Excellent! It worked for me too. I was able to utilize iphone's 3G net to make VOIP (SIP) calls, since you can do UDP too. Some Intranet sites stopped responding though (since Def gateways was pushed), but I think that can be corrected by modifying routing table.

I wish machine in the middle could be eliminated, to utilize full network just by iphone's 3G.

nubela said...

Can this be done in Linux? The app for linking the iPhone to the PC is a .exe, is there a linux alternative?

Richard Jeong said...

I second the linux question. I'm using ubuntu (Hardy) and having a hellva time with ad-hoc networks. I've been using the iphone PDANet net, which seems an simplified app version of what's described here and works on a windows machine without a hitch, but has problems in ubuntu. Specifically DHCP problems it looks like, but I can't figure it out.

Victor said...

Do you have to have an Enterprise data plan in order for the OpenVPN connection from the laptop to the server, via iPhone, to work?

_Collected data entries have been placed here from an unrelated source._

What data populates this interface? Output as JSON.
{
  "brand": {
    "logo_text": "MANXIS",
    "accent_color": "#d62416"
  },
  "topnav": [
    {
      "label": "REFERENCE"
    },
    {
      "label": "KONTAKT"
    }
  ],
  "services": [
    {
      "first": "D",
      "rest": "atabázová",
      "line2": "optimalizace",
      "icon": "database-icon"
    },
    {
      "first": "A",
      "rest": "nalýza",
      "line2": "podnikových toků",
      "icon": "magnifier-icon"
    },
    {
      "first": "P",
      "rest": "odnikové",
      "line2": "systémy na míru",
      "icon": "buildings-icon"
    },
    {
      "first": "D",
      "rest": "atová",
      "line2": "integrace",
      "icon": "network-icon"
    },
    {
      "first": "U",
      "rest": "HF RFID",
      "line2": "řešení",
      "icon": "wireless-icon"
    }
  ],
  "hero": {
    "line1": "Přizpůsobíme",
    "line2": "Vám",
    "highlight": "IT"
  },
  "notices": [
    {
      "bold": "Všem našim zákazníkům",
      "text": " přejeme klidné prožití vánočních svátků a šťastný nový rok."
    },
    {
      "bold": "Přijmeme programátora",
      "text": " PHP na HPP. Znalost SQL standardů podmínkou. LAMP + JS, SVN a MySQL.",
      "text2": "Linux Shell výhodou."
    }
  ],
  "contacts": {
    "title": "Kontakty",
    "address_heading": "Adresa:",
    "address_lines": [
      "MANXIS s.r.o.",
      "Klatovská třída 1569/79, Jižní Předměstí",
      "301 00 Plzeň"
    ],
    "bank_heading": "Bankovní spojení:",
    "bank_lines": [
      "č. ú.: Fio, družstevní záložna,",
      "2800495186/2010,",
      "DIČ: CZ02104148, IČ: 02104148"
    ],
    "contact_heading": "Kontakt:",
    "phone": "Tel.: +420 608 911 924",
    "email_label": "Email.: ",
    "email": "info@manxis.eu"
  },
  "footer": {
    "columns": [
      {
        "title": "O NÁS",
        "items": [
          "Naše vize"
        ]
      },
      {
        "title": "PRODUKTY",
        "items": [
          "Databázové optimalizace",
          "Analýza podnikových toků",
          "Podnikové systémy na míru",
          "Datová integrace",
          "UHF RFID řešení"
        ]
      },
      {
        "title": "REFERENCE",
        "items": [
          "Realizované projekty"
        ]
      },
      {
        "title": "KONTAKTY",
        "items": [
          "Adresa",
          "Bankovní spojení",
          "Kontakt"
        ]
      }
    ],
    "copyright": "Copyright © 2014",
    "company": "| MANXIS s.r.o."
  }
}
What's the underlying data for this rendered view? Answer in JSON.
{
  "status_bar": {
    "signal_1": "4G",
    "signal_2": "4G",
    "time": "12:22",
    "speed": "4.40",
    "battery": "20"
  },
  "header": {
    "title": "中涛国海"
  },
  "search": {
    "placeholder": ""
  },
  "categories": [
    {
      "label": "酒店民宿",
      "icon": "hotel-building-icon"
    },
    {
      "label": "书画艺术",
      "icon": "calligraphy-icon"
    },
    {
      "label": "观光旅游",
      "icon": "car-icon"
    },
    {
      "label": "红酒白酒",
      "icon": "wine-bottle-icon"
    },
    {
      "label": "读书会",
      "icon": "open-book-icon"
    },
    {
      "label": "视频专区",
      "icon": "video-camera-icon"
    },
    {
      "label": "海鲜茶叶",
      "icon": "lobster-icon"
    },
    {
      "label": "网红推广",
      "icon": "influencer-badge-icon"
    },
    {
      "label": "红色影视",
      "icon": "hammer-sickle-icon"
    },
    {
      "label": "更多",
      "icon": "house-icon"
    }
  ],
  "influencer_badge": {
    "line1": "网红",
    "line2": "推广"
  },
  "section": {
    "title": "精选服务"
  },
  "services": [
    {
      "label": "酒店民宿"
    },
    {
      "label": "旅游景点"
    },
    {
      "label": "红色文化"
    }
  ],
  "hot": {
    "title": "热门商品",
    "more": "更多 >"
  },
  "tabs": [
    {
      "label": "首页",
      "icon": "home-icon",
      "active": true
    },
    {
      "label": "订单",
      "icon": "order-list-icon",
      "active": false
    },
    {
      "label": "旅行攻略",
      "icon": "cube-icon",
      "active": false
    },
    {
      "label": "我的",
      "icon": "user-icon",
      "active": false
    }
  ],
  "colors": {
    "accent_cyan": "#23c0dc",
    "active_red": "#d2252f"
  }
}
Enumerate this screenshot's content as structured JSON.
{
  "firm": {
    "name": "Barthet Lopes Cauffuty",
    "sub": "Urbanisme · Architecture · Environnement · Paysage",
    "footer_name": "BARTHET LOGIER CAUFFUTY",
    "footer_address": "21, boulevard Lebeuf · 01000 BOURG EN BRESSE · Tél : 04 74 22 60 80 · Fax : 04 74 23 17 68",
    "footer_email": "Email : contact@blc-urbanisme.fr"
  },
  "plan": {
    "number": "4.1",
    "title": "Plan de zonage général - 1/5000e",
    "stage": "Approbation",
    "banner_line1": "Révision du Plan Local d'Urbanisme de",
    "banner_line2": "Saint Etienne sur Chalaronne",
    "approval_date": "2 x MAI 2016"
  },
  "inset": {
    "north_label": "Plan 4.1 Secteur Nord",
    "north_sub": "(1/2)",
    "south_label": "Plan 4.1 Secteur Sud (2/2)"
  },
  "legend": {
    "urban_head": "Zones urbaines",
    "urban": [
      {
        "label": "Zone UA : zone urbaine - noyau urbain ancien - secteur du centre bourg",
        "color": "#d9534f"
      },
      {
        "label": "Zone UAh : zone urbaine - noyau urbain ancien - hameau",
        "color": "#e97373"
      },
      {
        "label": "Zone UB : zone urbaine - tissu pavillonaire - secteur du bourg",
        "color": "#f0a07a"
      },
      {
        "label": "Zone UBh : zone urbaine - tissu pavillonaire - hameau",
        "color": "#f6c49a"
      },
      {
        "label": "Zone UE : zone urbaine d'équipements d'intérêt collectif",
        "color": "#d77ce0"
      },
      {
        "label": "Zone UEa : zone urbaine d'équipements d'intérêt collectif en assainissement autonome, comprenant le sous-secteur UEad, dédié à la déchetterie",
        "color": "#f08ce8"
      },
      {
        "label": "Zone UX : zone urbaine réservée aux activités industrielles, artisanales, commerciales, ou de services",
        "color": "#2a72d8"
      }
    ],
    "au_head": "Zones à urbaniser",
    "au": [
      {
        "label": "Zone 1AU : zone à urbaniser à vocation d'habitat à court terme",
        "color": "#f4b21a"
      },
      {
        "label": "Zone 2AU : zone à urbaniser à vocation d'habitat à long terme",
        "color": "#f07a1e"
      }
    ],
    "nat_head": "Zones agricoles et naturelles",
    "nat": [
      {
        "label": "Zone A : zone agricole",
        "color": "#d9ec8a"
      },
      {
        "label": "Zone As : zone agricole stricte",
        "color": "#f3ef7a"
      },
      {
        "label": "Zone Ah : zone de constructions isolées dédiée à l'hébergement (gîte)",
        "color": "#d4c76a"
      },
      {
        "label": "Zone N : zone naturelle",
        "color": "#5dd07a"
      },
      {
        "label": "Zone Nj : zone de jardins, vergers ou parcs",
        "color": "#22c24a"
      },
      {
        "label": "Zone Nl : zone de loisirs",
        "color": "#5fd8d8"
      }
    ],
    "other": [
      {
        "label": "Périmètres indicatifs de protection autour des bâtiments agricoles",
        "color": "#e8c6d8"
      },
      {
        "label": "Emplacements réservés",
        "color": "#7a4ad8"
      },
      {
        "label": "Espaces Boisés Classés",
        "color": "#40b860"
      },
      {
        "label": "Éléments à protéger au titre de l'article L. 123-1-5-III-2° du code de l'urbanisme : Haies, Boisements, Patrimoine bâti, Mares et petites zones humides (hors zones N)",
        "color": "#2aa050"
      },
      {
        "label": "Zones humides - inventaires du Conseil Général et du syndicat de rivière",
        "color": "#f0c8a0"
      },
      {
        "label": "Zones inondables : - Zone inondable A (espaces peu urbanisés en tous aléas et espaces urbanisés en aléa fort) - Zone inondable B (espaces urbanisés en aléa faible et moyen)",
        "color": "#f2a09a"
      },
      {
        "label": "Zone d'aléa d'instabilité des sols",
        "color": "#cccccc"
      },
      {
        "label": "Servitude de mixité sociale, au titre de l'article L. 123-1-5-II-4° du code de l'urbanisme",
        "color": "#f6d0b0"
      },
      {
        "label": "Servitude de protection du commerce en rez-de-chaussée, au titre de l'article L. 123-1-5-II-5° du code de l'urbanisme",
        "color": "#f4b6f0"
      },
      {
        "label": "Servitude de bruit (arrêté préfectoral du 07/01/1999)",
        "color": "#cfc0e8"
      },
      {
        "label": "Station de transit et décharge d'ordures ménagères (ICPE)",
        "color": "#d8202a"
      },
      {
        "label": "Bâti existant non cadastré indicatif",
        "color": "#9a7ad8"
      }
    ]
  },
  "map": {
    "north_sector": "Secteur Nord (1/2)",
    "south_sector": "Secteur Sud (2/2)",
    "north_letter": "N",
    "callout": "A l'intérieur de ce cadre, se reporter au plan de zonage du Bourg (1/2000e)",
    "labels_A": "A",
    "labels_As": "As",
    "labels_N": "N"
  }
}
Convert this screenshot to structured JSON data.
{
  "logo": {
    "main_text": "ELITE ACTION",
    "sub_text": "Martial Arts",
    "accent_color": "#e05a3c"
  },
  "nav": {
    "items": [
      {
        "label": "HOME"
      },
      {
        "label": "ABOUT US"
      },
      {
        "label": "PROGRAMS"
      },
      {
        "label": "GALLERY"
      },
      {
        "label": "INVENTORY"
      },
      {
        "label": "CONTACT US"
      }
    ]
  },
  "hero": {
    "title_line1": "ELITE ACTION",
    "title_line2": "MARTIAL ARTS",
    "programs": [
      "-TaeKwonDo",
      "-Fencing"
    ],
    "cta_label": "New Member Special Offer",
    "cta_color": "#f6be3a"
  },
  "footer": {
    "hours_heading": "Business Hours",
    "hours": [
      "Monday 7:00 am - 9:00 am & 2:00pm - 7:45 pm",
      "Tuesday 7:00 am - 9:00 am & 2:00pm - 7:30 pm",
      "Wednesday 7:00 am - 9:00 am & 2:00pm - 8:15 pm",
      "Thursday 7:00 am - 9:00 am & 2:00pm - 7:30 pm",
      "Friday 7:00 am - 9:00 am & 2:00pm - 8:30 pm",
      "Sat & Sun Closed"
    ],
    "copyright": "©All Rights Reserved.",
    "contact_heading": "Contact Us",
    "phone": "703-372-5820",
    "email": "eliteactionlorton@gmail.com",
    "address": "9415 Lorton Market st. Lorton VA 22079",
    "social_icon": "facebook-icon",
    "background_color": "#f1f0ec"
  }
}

I've heard that VPN is blocked for the normal data plan. If that's the case, I'm wondering if you could create a tunnel from the iPhone to the server and redirect the openVPN connection through that?

alk said...

Victor said...
I've heard that VPN is blocked for the normal data plan...
If you mean filters that (Russian) GSM Carriers apply, yes, they really block GRE protocol packets needed for PPTP VPN operation. But no problems with OpenVPN which uses TCP only. So you can use OpenVPN for tunneling over GPRS.

Jovi said...

Thanks for sharing that information alk !

After 2 long nights I finally managed to get it work and would like to add few things to help others struggling with this.

- Before lauching SSH-connection to iPhone open Safari in iPhone and keep it open as OpenVPN does not seem to open 3G connection by itself. (I think that you can lock your phone after that if you like to, but Im not 100% sure about it).

- push "redirect-gateway def1" directive in server config might not work as there is no any working gateway in client machine this option could replace with so you may need to add: push "route 0.0.0.0 0.0.0.0" to config.

- DNS was not working even route to my local router's subnet was ok so I needed to push DNS server addresses to my OpenVPN client with this directive in server config: push "dhcp-option DNS ip.to.isps.dns"

- Never got iTunnel.exe work with WinXP Pro SP3 (Win32), works well with Windows Vista Business (Win32).



My system:
- OpenVPN server 2.1_rc7 installed in Ubuntu 8.04 (does not have public IP)
- Linux iptables NAT used to share internet connection (OpenVPN TAP adapter to ethernet, interfaces are both in different private subnets)
- Linksys WLAN WRT54GS router works as DHCP- and DNS server and shares internet connection to LAN clients, OpenVPN port from OpenVPN server machine port-forwarded to this device.
- Client machine installed with MS Vista Business (Win32), OpenVPN 2.1_rc15, OpenSSH command-prompt client (version OpenSSH_3.8.1p1)
- Cygwin. Not propably needed but I used it to change the priviledges of my ssh-keys to get rid of some nags and to get publickey authentication of SSH work.